Q&A: Duran Duran
Odd rumors and favorite coverers from the band’s longtime keyboardist
By Kirk Miller
“New York is our spiritual home,” claims Nick Rhodes, keyboardist for Duran Duran. He’s not wrong; over the last year, the long-running pop group has performed in the city over ten times, including a lengthy stint on Broadway. This weekend, the group headlines two shows at Rumsey Playfield in Central Park, the perfect location to hear such summertime classics as “Rio,” “Hungry like the Wolf” and “Ordinary World,” as well as tracks from the group’s new, Timbaland-and-Justin-Timberlake-flavored album, “Red Carpet Massacre.” We spoke with Rhodes about he band’s enduring legacy.
What’s the appeal of New York for you guys?
In our early days, we spent a lot of time here. We played a lot of terrific venues—the Ritz, which became Webster Hall, the Peppermint Lounge…We always like to do somewhere new. That’s why we did all of those shows on Broadway. Actually, we weren’t planning on coming back at all, but somebody suggested Central Park, and we’re like “Ok! Never done that!”
What did you think of David Cook’s version of “Hungry like the Wolf” on “American Idol”? Is that something you’d want to do, be a judge?
Actually, I haven’t seen it. I’m not too big on reality TV shows.
Oh, so you wouldn’t want to be a celebrity guest judge.
I’d probably be too much of a curmudgeon.
What’s the best cover of a Duran Duran song you’ve ever heard?
[Noise in background] Simon is saying…what? Simon says he likes Chris Corner of Sneaker Pimps, who did a great version of “The Chauffeur.” For me, it was Courtney Love doing “Hungry like the Wolf.” Oh, and Puffy doing “Notorious”…it wasn’t really a cover, more of a remake, but I liked it.
Speaking of Puffy—even though you get associated with New Wave and pop, there’s a lot of R&B, dance and soul in your sound.

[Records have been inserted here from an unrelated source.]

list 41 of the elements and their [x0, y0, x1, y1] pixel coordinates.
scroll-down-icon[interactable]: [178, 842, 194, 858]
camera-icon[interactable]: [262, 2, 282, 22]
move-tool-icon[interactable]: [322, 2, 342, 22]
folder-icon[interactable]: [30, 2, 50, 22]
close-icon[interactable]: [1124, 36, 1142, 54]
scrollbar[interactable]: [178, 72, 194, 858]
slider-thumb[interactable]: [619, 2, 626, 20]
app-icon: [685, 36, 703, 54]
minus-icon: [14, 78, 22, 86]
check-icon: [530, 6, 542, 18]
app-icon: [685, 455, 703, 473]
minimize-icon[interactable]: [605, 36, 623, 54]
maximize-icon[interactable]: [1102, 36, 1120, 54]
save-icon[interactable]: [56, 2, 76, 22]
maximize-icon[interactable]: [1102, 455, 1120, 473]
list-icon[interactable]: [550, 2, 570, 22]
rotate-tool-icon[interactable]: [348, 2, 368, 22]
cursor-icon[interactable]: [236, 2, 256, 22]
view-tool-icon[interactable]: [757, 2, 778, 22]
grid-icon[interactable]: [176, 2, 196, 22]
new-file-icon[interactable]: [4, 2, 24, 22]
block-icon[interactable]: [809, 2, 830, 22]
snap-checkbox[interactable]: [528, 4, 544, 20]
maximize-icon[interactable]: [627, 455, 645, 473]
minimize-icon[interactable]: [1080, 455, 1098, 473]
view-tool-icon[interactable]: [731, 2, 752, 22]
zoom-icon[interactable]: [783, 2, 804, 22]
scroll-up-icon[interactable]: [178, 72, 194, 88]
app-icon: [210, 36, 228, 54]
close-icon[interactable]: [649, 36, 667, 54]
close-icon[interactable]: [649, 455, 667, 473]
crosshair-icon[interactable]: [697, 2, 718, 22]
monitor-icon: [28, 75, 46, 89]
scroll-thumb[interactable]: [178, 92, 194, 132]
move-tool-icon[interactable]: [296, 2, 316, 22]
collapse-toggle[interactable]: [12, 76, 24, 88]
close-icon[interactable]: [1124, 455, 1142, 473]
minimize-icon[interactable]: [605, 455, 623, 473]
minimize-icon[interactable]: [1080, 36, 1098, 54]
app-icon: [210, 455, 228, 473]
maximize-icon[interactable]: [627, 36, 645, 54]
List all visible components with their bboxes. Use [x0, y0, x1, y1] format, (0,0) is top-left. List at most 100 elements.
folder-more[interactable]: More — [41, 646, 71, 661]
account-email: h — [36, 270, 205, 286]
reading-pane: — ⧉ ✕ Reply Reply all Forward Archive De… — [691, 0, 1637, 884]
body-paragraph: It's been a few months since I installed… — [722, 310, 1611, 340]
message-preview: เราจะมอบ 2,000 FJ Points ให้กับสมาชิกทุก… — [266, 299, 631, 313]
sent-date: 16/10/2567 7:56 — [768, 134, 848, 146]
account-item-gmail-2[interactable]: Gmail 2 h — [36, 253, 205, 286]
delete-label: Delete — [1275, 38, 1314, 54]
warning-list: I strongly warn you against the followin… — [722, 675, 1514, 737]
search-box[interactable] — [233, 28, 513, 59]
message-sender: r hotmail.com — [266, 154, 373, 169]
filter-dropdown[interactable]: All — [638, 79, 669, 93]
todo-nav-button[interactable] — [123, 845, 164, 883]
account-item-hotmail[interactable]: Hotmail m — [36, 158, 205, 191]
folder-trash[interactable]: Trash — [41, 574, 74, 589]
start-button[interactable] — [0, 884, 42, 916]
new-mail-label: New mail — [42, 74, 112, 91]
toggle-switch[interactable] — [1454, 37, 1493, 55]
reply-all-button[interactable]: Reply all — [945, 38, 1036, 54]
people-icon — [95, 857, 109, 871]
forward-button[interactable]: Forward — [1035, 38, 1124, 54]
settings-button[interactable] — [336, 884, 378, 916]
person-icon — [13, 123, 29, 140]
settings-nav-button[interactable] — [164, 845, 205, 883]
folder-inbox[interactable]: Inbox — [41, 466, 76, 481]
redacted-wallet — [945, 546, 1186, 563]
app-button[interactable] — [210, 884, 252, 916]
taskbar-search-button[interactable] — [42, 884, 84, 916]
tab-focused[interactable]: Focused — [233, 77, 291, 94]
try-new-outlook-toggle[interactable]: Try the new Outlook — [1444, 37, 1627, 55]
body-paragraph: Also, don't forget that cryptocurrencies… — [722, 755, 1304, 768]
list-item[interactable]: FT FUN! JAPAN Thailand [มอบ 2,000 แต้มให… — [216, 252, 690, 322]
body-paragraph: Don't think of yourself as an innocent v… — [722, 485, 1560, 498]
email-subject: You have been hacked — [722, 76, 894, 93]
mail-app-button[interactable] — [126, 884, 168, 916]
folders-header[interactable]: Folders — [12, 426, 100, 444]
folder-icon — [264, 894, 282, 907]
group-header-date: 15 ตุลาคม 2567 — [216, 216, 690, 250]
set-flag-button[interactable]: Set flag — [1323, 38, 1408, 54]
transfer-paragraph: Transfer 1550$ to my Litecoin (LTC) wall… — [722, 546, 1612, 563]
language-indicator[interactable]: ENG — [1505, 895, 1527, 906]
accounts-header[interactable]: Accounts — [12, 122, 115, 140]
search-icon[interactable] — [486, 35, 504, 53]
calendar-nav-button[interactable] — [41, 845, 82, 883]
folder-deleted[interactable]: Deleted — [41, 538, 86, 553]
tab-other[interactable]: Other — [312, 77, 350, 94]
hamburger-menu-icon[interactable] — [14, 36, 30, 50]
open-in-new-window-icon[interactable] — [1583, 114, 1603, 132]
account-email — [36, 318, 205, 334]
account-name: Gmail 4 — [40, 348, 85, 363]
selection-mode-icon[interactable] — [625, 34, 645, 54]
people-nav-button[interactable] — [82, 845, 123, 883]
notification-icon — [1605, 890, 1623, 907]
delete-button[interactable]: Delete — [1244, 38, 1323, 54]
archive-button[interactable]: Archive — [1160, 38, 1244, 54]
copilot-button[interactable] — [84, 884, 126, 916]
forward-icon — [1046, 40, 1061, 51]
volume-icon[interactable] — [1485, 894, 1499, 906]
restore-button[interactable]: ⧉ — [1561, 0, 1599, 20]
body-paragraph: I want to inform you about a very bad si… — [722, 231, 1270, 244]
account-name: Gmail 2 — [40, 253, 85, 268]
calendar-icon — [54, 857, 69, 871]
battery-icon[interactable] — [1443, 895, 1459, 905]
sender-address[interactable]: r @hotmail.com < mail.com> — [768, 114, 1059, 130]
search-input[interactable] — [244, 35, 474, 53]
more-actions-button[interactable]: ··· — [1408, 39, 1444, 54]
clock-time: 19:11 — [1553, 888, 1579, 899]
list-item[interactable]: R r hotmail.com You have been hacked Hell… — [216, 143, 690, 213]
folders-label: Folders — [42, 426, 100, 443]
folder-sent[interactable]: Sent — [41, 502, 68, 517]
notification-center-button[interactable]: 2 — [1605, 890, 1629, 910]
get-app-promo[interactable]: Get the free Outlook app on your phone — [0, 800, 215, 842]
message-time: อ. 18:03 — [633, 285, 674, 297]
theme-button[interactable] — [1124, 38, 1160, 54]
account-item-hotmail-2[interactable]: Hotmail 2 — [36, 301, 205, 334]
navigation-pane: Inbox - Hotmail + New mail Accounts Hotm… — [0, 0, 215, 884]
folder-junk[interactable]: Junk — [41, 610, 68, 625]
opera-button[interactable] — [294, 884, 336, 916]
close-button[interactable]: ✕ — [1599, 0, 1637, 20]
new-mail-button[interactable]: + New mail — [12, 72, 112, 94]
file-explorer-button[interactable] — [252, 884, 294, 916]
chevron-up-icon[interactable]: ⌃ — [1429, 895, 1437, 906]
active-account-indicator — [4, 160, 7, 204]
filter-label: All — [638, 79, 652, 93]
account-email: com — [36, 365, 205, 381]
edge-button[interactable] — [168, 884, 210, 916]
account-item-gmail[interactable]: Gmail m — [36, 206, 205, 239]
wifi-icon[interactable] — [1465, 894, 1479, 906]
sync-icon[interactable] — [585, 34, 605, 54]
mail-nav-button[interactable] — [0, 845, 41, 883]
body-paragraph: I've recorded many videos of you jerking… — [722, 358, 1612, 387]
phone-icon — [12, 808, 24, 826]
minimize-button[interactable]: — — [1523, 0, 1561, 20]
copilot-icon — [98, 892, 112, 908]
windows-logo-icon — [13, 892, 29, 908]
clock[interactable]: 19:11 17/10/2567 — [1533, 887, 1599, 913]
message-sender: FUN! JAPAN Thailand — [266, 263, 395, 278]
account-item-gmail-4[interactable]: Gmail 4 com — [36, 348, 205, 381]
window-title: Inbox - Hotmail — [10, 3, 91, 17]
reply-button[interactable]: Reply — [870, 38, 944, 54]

We’ve also listened to groove/dance music. Even the first couple of records, we wanted to get the music to the dance floor, and cross over from disco to rock. We like a lot of creativity in our production, and a lot of rock producers don’t bring that. Timbaland, and Justin Timberlake, however, bring something new to the table.
Is there anyone new you’d like to work with?
Actually, we’re doing a project with [Amy Winehouse producer] Mark Ronson. We’re doing a show with him in July, taking some old songs and a few new tracks of ours and reworking them on stage. We’re excited about that.
Are you surprised when Justin and Timbaland say a song “Ordinary World” really influenced him?
I think it’s somewhat of a surprise when anyone mentions the band and they influenced them. I suppose in the period when we started out, when it was bands like us, The Cure, Depeche Mode, and the Smiths becoming popular in the U.S., it had a big impact on the kids listening to them. And now they’re all making music.
How has your audience changed?
It varies. It’s more music lovers now, but we still have young kids coming to the show, and then people in their 20s, 30s, 40s. Since we change so much with each album, especially this album, we seem to attract different people at different times.
Would you eventually want to follow in the footsteps of bands like Radiohead and Nine Inch Nails, and release new music on your own?
Absolutely. We’ve always embraced technology; actually, we were the first band to sell a download, back in 1997. I think major labels, unless they radically change in the next 18-24 months, won’t exist. All of the major artists with contracts expiring, like Jay-Z and Madonna, have moved on.
What’s new with this show?
There’s an electro part to the set, where the four of us stand up in front with keyboards and do about 25 minutes of electronic music—a few classics, a song from our new album, and a cover of “Warm Leatherette.” Also, instead of using projected images, we’re just doing a light show; but it’s not traditional. We use a variety of different light sources, and create a very different looking show.
The new album was more collaborative than your past records. Were you comfortable with that?
It was more collaborative, definitely. Everything was co-written by Timbaland or Justin or Nate Hills. It was different for us, but we’re very open-minded people. A lot of veteran artists say “we can’t do this” or “we won’t do this.” Timbaland, and Justin, are extraordinary, and we saw an opportunity to do something different. And I think we all learned from each other.
You and Simon are the only guys who’ve been through all the highs and lows of Duran Duran. What made you stick around?
There is no other band that we’d prefer to be in. We create music we love, and the live shows, especially now, are as good as anything we’ve ever done. That keeps us enthusiastic. And there’s a lot of leeway to what we do.
What’s the strangest rumor you’ve ever heard about the band?
That we made a bad record—completely untrue! Oh, and that Bryan Ferry was Simon’s father.